One-Year Rule For Prepaid Expenses

One-Year Rule for Prepaid Expenses

The final regulations under Sec. 263(a) issued in January 2004 included a 12-month rule (Regs. Sec. 1.263(a)-4(f)), whereby taxpayers are not required to capitalize an expense if it is paid or incurred (see Regs. Sec. 1.263(a)-4(j)) to create a right or benefit that does not extend beyond the earlier of (1) 12 months after the first date of the right or benefit or (2) the end of the tax year following the tax year in which the expense was paid or incurred.

Regs. Sec. 1.263(a)-4(f)(6) makes it clear that, for an accrual-method taxpayer, the 12-month rule does not eliminate the other requirements for deduction – all the events have occurred that establish the fact of the liability, the amount of the liability can be determined with reasonable accuracy, and economic performance has occurred with respect to the liability.

Corporation X, an accrual-method taxpayer with a calendar tax year, made two prepayments in June 2005.  One payment was for a fire and casualty insurance policy; the other was for equipment rental.  Both payments covered the period July 1, 2005 to June 30, 2006.  X is not required to capitalize the portion of the insurance payment attributable to 2006 because of the 12-month rule, and the portion can be deducted in 2005 because the all-events test is met, the amount is determinable with reasonable accuracy, and economic performance was satisfied on payment.  The portion of the rental payment attributable to 2006 does not have to be capitalized because of the 12-month rule and, with the all-events and determinable-with-reasonable-accuracy requirements met, it can be deducted in 2005 if the payment satisfies the requirements for the economic performance recurring-item exception under Regs. Sec. 1.461-5.

The Sec. 263(a) regulations provided that for the first tax year ending on or after December 31, 2003, taxpayers wishing to change their accounting method to a method consistent with the regulations can make the change using the automatic consent procedure described in Rev. Proc. 2002-9.  Accordingly, for example, a calendar-year taxpayer could make a change to apply the 12-month rule beginning with its tax year ended December 31, 2003, by filing Form 3115, Application for Change in Accounting Method, by the due date (including extensions) of its 2003 return.

Rev.

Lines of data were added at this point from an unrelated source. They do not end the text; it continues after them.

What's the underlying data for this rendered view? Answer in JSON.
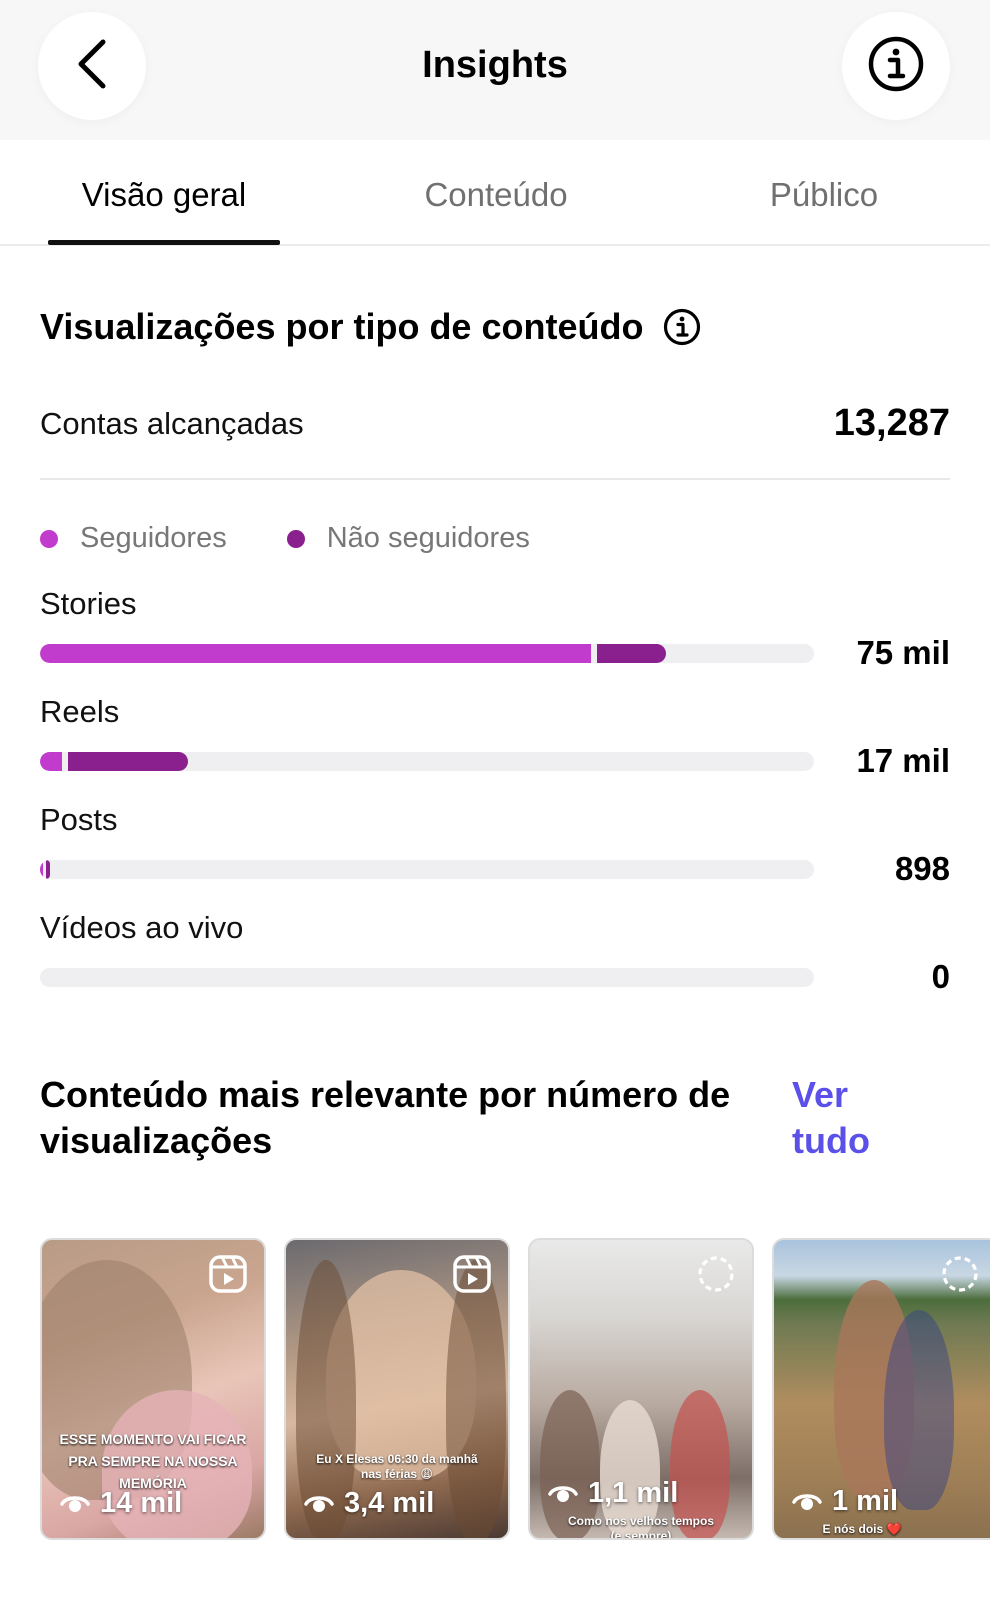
{
  "header": {
    "title": "Insights",
    "back_icon": "chevron-left-icon",
    "info_icon": "info-icon"
  },
  "tabs": [
    {
      "label": "Visão geral",
      "active": true
    },
    {
      "label": "Conteúdo",
      "active": false
    },
    {
      "label": "Público",
      "active": false
    }
  ],
  "views_section": {
    "title": "Visualizações por tipo de conteúdo",
    "reach_label": "Contas alcançadas",
    "reach_value": "13,287",
    "legend": [
      {
        "label": "Seguidores",
        "color": "#c13bcc"
      },
      {
        "label": "Não seguidores",
        "color": "#8a1f8e"
      }
    ],
    "rows": [
      {
        "label": "Stories",
        "value": "75 mil",
        "followers_fraction": 0.712,
        "non_followers_fraction": 0.0894
      },
      {
        "label": "Reels",
        "value": "17 mil",
        "followers_fraction": 0.028,
        "non_followers_fraction": 0.155
      },
      {
        "label": "Posts",
        "value": "898",
        "followers_fraction": 0.0045,
        "non_followers_fraction": 0.0045
      },
      {
        "label": "Vídeos ao vivo",
        "value": "0",
        "followers_fraction": 0,
        "non_followers_fraction": 0
      }
    ]
  },
  "top_content": {
    "title": "Conteúdo mais relevante por número de visualizações",
    "see_all": "Ver tudo",
    "items": [
      {
        "views": "14 mil",
        "type_icon": "reel-icon",
        "caption_lines": [
          "ESSE MOMENTO VAI FICAR",
          "PRA SEMPRE NA NOSSA MEMÓRIA"
        ]
      },
      {
        "views": "3,4 mil",
        "type_icon": "reel-icon",
        "caption_lines": [
          "Eu X Elesas 06:30 da manhã",
          "nas férias 😩"
        ]
      },
      {
        "views": "1,1 mil",
        "type_icon": "story-icon",
        "caption_lines": [
          "Como nos velhos tempos",
          "(e sempre)"
        ]
      },
      {
        "views": "1 mil",
        "type_icon": "story-icon",
        "caption_lines": [
          "E nós dois ❤️"
        ]
      }
    ]
  },
  "colors": {
    "followers": "#c13bcc",
    "non_followers": "#8a1f8e",
    "track": "#efeff2",
    "link": "#5b51e8"
  }
}
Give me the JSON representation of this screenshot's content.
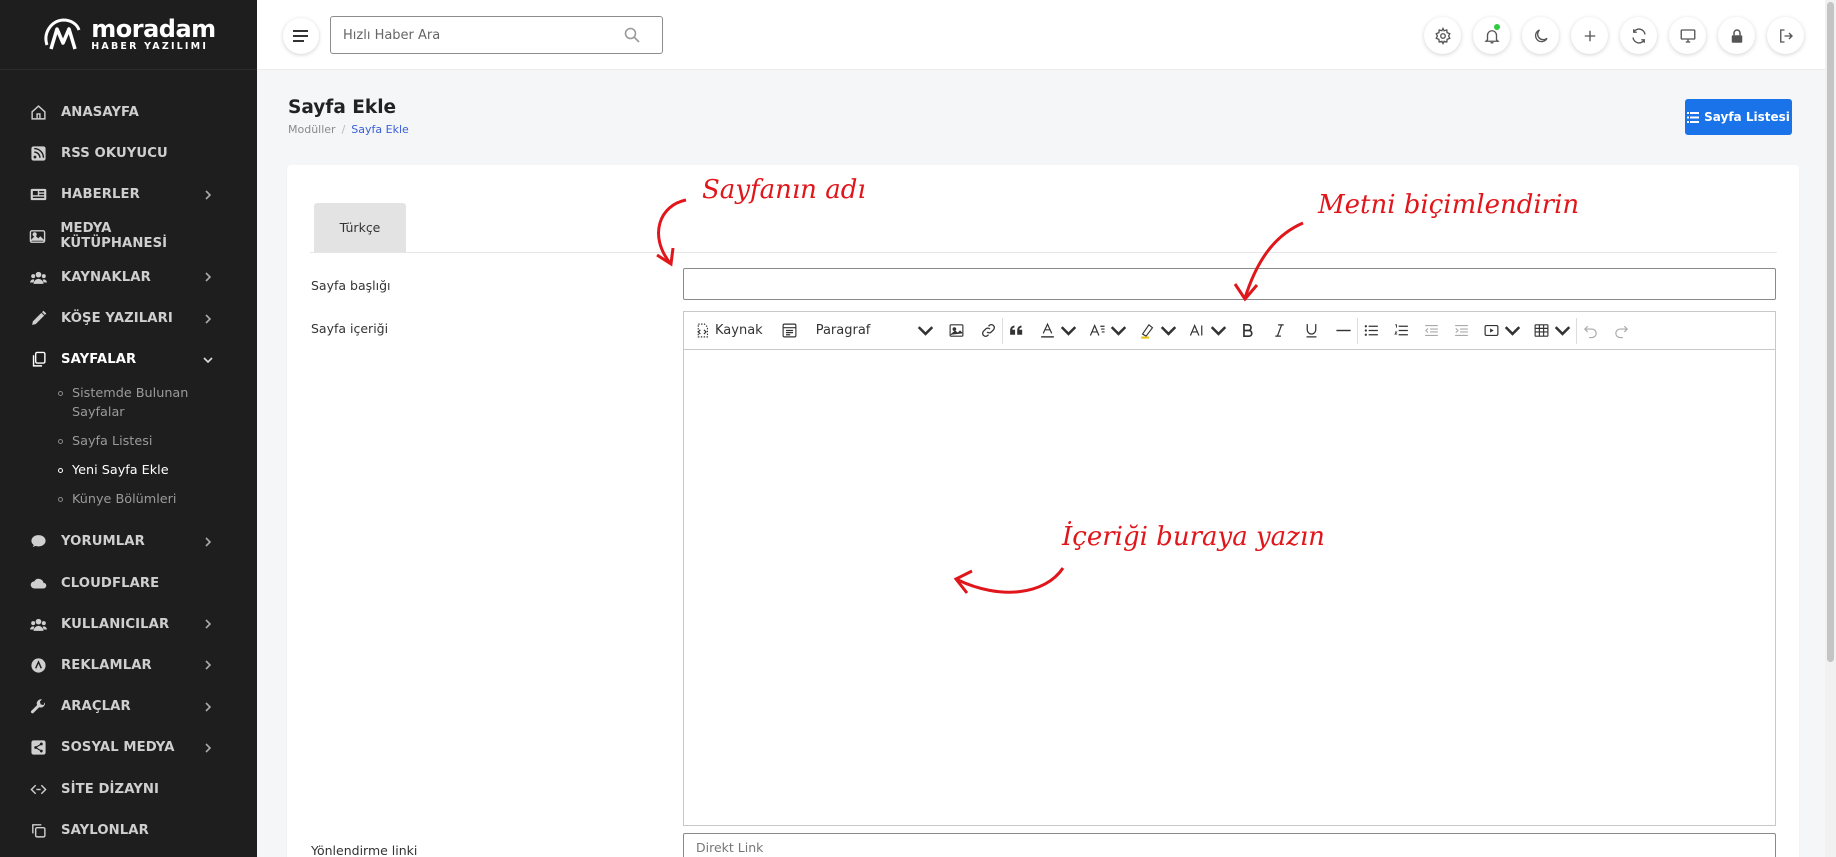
{
  "app": {
    "logo_name": "moradam",
    "logo_sub": "HABER YAZILIMI"
  },
  "sidebar": {
    "items": [
      {
        "label": "ANASAYFA",
        "icon": "home-icon",
        "arrow": false
      },
      {
        "label": "RSS OKUYUCU",
        "icon": "rss-icon",
        "arrow": false
      },
      {
        "label": "HABERLER",
        "icon": "newspaper-icon",
        "arrow": true
      },
      {
        "label": "MEDYA KÜTÜPHANESİ",
        "icon": "image-icon",
        "arrow": false
      },
      {
        "label": "KAYNAKLAR",
        "icon": "users-icon",
        "arrow": true
      },
      {
        "label": "KÖŞE YAZILARI",
        "icon": "pen-icon",
        "arrow": true
      },
      {
        "label": "SAYFALAR",
        "icon": "pages-icon",
        "arrow": true,
        "expanded": true
      },
      {
        "label": "YORUMLAR",
        "icon": "comment-icon",
        "arrow": true
      },
      {
        "label": "CLOUDFLARE",
        "icon": "cloud-icon",
        "arrow": false
      },
      {
        "label": "KULLANICILAR",
        "icon": "users-icon",
        "arrow": true
      },
      {
        "label": "REKLAMLAR",
        "icon": "ad-icon",
        "arrow": true
      },
      {
        "label": "ARAÇLAR",
        "icon": "wrench-icon",
        "arrow": true
      },
      {
        "label": "SOSYAL MEDYA",
        "icon": "share-icon",
        "arrow": true
      },
      {
        "label": "SİTE DİZAYNI",
        "icon": "code-icon",
        "arrow": false
      },
      {
        "label": "SAYLONLAR",
        "icon": "copy-icon",
        "arrow": false
      }
    ],
    "sub_items": [
      {
        "label": "Sistemde Bulunan Sayfalar",
        "active": false
      },
      {
        "label": "Sayfa Listesi",
        "active": false
      },
      {
        "label": "Yeni Sayfa Ekle",
        "active": true
      },
      {
        "label": "Künye Bölümleri",
        "active": false
      }
    ]
  },
  "topbar": {
    "search_placeholder": "Hızlı Haber Ara",
    "icons": [
      "settings-icon",
      "bell-icon",
      "moon-icon",
      "plus-icon",
      "refresh-icon",
      "monitor-icon",
      "lock-icon",
      "logout-icon"
    ]
  },
  "page": {
    "title": "Sayfa Ekle",
    "breadcrumb": [
      "Modüller",
      "Sayfa Ekle"
    ],
    "list_button": "Sayfa Listesi"
  },
  "form": {
    "tab": "Türkçe",
    "title_label": "Sayfa başlığı",
    "content_label": "Sayfa içeriği",
    "redirect_label": "Yönlendirme linki",
    "redirect_placeholder": "Direkt Link",
    "toolbar": {
      "source_label": "Kaynak",
      "paragraph_label": "Paragraf"
    }
  },
  "annotations": {
    "title_note": "Sayfanın adı",
    "format_note": "Metni biçimlendirin",
    "content_note": "İçeriği buraya yazın"
  },
  "colors": {
    "sidebar_bg": "#1e1e1e",
    "accent": "#1a73e8",
    "annotation": "#e0161b"
  }
}
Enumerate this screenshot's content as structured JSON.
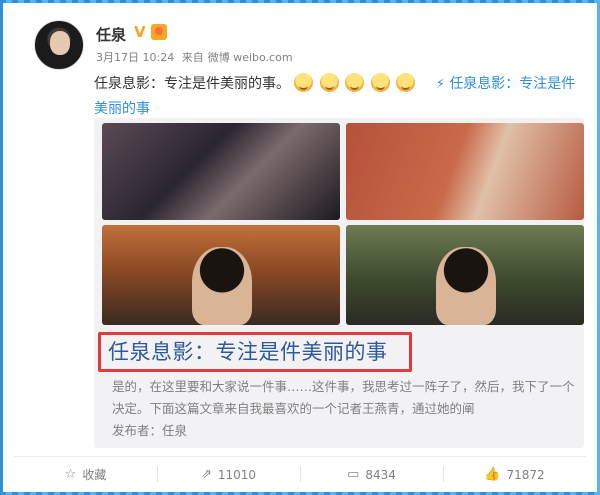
{
  "post": {
    "username": "任泉",
    "date": "3月17日 10:24",
    "source_prefix": "来自",
    "source": "微博 weibo.com",
    "text": "任泉息影：专注是件美丽的事。",
    "emoji_count": 5,
    "link_text": "任泉息影：专注是件美丽的事",
    "link_icon": "link-icon"
  },
  "article": {
    "title": "任泉息影：专注是件美丽的事",
    "summary": "是的，在这里要和大家说一件事……这件事，我思考过一阵子了，然后，我下了一个决定。下面这篇文章来自我最喜欢的一个记者王燕青，通过她的阐",
    "publisher": "发布者：任泉"
  },
  "actions": {
    "favorite": {
      "label": "收藏",
      "icon": "star-icon"
    },
    "repost": {
      "label": "11010",
      "icon": "repost-icon"
    },
    "comment": {
      "label": "8434",
      "icon": "comment-icon"
    },
    "like": {
      "label": "71872",
      "icon": "thumbs-up-icon"
    }
  },
  "colors": {
    "accent": "#2f8fd8",
    "highlight_box": "#e03a3a",
    "verified": "#f5a623"
  }
}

Proc. 2004-23 was issued later.  It provided additional guidance for completing Form 3115 under the automatic consent procedure to change to an accounting method to conform to the Sec. 263(a) regulations for the first tax year ending on or after December 31, 2003.  Taxpayers could also use the procedure to correspondingly change their accounting methods to use the economic performance 3½-month rule or recurring-item exception in conjunction with the items changed under the 12-month rule, by including this information on the same Form 3115.  The availability of the automatic consent procedure to change to the 12-month rule and to use the 3½-month rule or recurring-item exception was later extended by Rev. Proc. 2005-9 for taxpayers’ second tax year ending on or after December 31, 2003.

Rev. Proc. 2006-12 was issued on December 21, 2005.  It allows taxpayers to change, under the automatic consent procedure, to an accounting method provided under the Sec. 263(a) regulations beginning with tax years ending on or after December 31, 2005.  However, a major departure form Rev. Proc. 2004-23 and 2005-9 was made.  Rev. Proc. 2006-12 only applies to taxpayers changing to an accounting method provided under the Sec. 263(a) regulations; it does not apply to taxpayers changing their method using the economic performance 3½-month rule or recurring-item exception.  Rev. Proc. 2006-12 states:

Thus, for a change in method of accounting utilizing the 3½-month rule or the recurring-item exception in conjunction with a change to a method provided by the final regulations, a taxpayer must file two separate applications for a change in method of accounting – an application for a change in method of accounting under this revenue procedure to change to the method of accounting provided in the final regulations, and a separate application for a change in method of accounting under Rev. Proc. 97-27 for a change in method of accounting utilizing the 3½-month rule or the recurring-item exception.

Accordingly, in the example above, to change to an accounting method under which X could deduct in 2005 the insurance premium and equipment rental payments attributable to 2006, X would have to file two Forms 3115 – one under the automatic consent procedure by the due date of the 2005 return to change to the 12-month rule for both payments, and the other under the advance consent procedure, which would have to be filed by December 31, 2005 to permit X to use the recurring-item exception to deduct its equipment rental payment.

It appears the IRS made this significant change due to its findings that change to the use of the 3½-month rule or recurring-item exception when it is necessary to comply with the economic performance requirement in conjunction with a change to the 12-month rule was often not being made, and when made the exception may not have been applied correctly.  It also appears that the IRS is proposing to modify Rev. Proc. 2006-12 to allow taxpayers in this situation to file one Form 3115 for both changes (instead of two) under the advance consent procedure.  Rev. Proc. 2006-12 was modified by Rev. Proc. 2006-37 to allow taxpayers to file one Form 3115 for both changes.